Very interesting what you say of Maurin; at 40 francs his drawings are certainly not expensive. More and more I come to believe that the true and proper trade of painting is one has to let oneself go with one's taste, one's learning before the masters, in short one's faith. It is not any easier, I am convinced, to make a good painting that to find a diamond or a pearl; it requires pain and one must risk his life as a dealer or as an artist. But once one has some good stones then self doubt is not necessary, and one must boldly stick to a certain price. In the meantime… but while this idea encourages me to work, still naturally I suffer at having to spend money. But in the midst of my suffering this idea of the pearl came to me, and I would not be surprised if it didn't do you good too in times of discouragement. There are as few good paintings as there are diamonds.

And there is absolutely nothing dishonest about doing business with good stones.
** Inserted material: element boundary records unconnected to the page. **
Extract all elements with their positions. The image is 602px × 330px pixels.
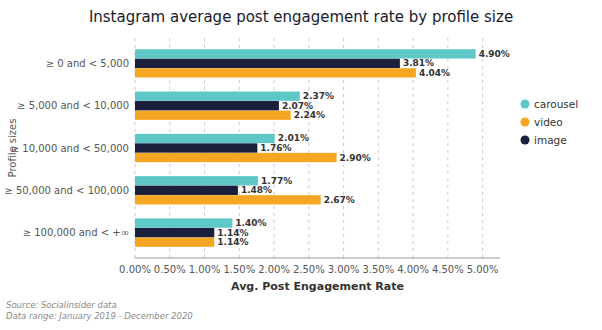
- x-tick-label: 3.00%: [328, 264, 360, 275]
- data-labels: 4.90% 2.37% 2.01% 1.77% 1.40% 4.04% 2.24% 2.90%…: [217, 49, 510, 247]
- x-axis-label: Avg. Post Engagement Rate: [231, 280, 404, 293]
- legend: carousel video image: [521, 98, 579, 146]
- x-tick-label: 1.00%: [189, 264, 221, 275]
- x-tick-label: 4.00%: [397, 264, 429, 275]
- x-axis-line: [135, 258, 500, 259]
- data-label: 2.01%: [278, 133, 309, 143]
- x-tick-label: 5.00%: [467, 264, 499, 275]
- annotation: Data range: January 2019 - December 2020: [6, 311, 193, 321]
- x-tick-label: 2.00%: [258, 264, 290, 275]
- data-label: 1.77%: [261, 176, 292, 186]
- data-label: 1.40%: [235, 218, 266, 228]
- x-tick-label: 2.50%: [293, 264, 325, 275]
- bar: [135, 111, 291, 120]
- data-label: 1.14%: [217, 237, 248, 247]
- grid: [135, 38, 483, 258]
- bar: [135, 92, 300, 101]
- bar: [135, 186, 238, 195]
- data-label: 2.07%: [282, 101, 313, 111]
- bar: [135, 195, 321, 204]
- x-tick-label: 1.50%: [223, 264, 255, 275]
- bar: [135, 176, 258, 185]
- x-tick-label: 4.50%: [432, 264, 464, 275]
- bar: [135, 101, 279, 110]
- grid-line: [482, 38, 483, 258]
- y-tick-label: ≥ 10,000 and < 50,000: [11, 143, 129, 154]
- bar: [135, 59, 400, 68]
- data-label: 2.37%: [303, 91, 334, 101]
- data-label: 2.24%: [294, 110, 325, 120]
- bar: [135, 143, 257, 152]
- data-label: 1.48%: [241, 185, 272, 195]
- data-label: 4.04%: [419, 68, 450, 78]
- data-label: 1.14%: [217, 228, 248, 238]
- background: [0, 0, 602, 330]
- data-label: 1.76%: [260, 143, 291, 153]
- y-tick-label: ≥ 0 and < 5,000: [46, 58, 129, 69]
- bar: [135, 134, 275, 143]
- bars: [135, 49, 476, 247]
- x-tick-label: 3.50%: [362, 264, 394, 275]
- legend-label: image: [534, 134, 567, 146]
- bar: [135, 237, 214, 246]
- chart: Instagram average post engagement rate b…: [0, 0, 602, 330]
- y-tick-label: ≥ 5,000 and < 10,000: [17, 100, 129, 111]
- data-label: 2.90%: [340, 153, 371, 163]
- bar: [135, 153, 337, 162]
- y-tick-label: ≥ 100,000 and < +∞: [23, 227, 129, 238]
- legend-marker: [521, 100, 530, 109]
- bar: [135, 49, 476, 58]
- legend-marker: [521, 136, 530, 145]
- y-tick-label: ≥ 50,000 and < 100,000: [4, 185, 129, 196]
- y-axis-label: Profile sizes: [7, 119, 18, 178]
- bar: [135, 218, 232, 227]
- data-label: 4.90%: [479, 49, 510, 59]
- x-tick-label: 0.50%: [154, 264, 186, 275]
- title: Instagram average post engagement rate b…: [89, 8, 513, 26]
- bar: [135, 228, 214, 237]
- bar: [135, 68, 416, 77]
- annotation: Source: Socialinsider data: [6, 300, 117, 310]
- legend-label: carousel: [534, 98, 578, 110]
- x-tick-label: 0.00%: [119, 264, 151, 275]
- legend-marker: [521, 118, 530, 127]
- data-label: 2.67%: [324, 195, 355, 205]
- data-label: 3.81%: [403, 58, 434, 68]
- legend-label: video: [534, 116, 563, 128]
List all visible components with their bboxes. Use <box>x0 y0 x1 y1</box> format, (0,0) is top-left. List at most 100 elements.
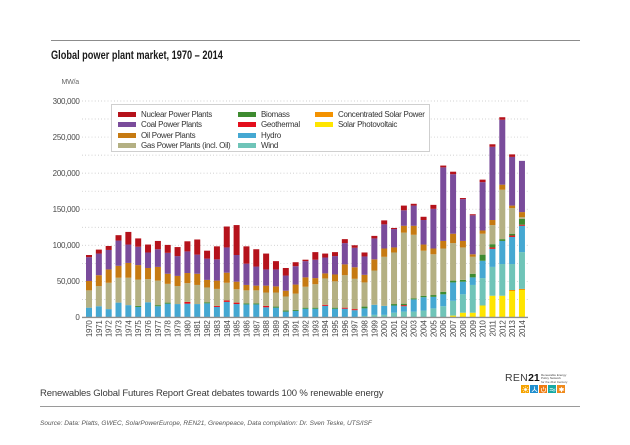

One can believe in oneself when one sees that the thing one is selling is good.Now, if people like paste, and it pleases them and since they ask for it, good, one can have it in the store, but it isn't enough to make one feel good about oneself with the good paintings, yet one can feel oneself and be firm, since it is a pure error that there is as much as one wants. Perhaps I am expressing myself badly, but I have thought about this a good deal these days, and calm has come to me about this Gauguin affair.

All these Gauguins are good stones, and so let us boldly be merchants of Gauguin.

Milliet says a good hello. I now have his portrait with a red kepi on emerald background, and in the background the arms of his regiment, the crescent and a 5-pointed star.

A good handshake and until next time and many thanks and I hope that the pains will not last long. Have you seen a doctor again[?] Look after yourself, because physical pain is so agonising.

Ever yours,

Vincent

Editor's note: For many years this letter was considered as having a different ending. The recent re-emergence of the sketch of Vincent's house from obscurity revealed that he had finished his letter on the reverse side of it. The final four pages have been restored to their rightful place as the end of letter 541a.


At this time, Vincent was 35 year old
Source:
Vincent van Gogh. Letter to Theo van Gogh. Written 28 September 1888 in Arles. Translated by Robert Harrison, edited by Robert Harrison, number 543.